Nationally, a huge push towards less trained medical professionals (read: cheaper and more plentiful) providing clinical care, coupled with overwhelmed hospitals and primary care, creates an increasing risk of sending patients home prematurely.
Options exist for patients to get cases looked at more closely. Hospitals have administrators that can take complaints. At a higher level, so can the Health and Disabilities Commissioner. Some cases get reviewed by the Coroner’s Court as well. All of these are meant to get at the core ‘misses’ that led to the problem, which is often multifactorial. (In rare cases criminal malfeasance occurs, which is handled separately, in the criminal court system.)

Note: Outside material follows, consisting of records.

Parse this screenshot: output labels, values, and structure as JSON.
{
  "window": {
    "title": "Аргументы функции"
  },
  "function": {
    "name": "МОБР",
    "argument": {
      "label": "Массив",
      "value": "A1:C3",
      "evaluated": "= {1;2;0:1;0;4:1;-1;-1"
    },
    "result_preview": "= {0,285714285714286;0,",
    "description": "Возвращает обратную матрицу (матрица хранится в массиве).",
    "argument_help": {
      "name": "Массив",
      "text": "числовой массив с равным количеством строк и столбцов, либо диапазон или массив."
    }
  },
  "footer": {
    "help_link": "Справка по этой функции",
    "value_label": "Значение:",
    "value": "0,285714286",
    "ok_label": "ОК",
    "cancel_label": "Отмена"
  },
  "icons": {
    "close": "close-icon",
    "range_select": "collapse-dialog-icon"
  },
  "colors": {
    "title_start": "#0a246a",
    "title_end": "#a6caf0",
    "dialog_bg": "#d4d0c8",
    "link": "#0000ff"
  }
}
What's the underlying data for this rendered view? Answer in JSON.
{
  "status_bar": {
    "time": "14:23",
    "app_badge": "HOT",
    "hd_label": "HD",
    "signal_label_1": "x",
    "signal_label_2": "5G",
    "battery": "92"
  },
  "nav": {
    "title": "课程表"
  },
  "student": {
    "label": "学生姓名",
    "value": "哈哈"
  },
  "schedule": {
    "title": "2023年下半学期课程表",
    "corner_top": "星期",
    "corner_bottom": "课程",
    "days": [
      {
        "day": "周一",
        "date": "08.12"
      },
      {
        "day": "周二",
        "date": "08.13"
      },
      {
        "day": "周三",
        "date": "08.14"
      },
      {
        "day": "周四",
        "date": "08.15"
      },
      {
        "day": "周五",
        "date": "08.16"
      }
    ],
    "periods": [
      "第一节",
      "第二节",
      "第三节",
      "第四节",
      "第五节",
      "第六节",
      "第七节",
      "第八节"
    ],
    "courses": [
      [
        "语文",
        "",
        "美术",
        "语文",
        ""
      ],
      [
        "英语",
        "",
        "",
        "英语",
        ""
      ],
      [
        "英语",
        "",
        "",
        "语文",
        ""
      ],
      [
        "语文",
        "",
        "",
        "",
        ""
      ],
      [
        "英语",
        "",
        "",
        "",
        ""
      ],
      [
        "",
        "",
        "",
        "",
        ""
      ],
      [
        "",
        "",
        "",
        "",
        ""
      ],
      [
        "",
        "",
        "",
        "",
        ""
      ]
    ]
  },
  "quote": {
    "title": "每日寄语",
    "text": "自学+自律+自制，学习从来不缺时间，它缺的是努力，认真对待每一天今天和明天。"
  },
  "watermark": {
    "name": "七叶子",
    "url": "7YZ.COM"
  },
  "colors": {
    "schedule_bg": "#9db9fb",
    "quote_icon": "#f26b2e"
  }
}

Lastly, suggestions on improvements have to be implemented, not just written down. Problems that remain chronic create apathy. It’s rarely one person’s fault, but usually a Swiss-cheese model of failures throughout a patient’s journey, with the holes in the slices lining up, and bad things happening through a series of unfortunate but often preventable, or at least modifiable, misses.
-Gary Payinda
Where are the 'well being' governments. Totally agree with this thanks Gary. Please keep making a noise. Start with preventative and primary health.
"..reasoning correctly that healthy people are an asset for a nation. Whether for pragmatic or compassionate reasons, supporting a healthy populace is a win-win."
It's very telling on our/any Government and Health Service that this sort of 'no-brainer', common sense and science backed approach is not accepted and supported for our people.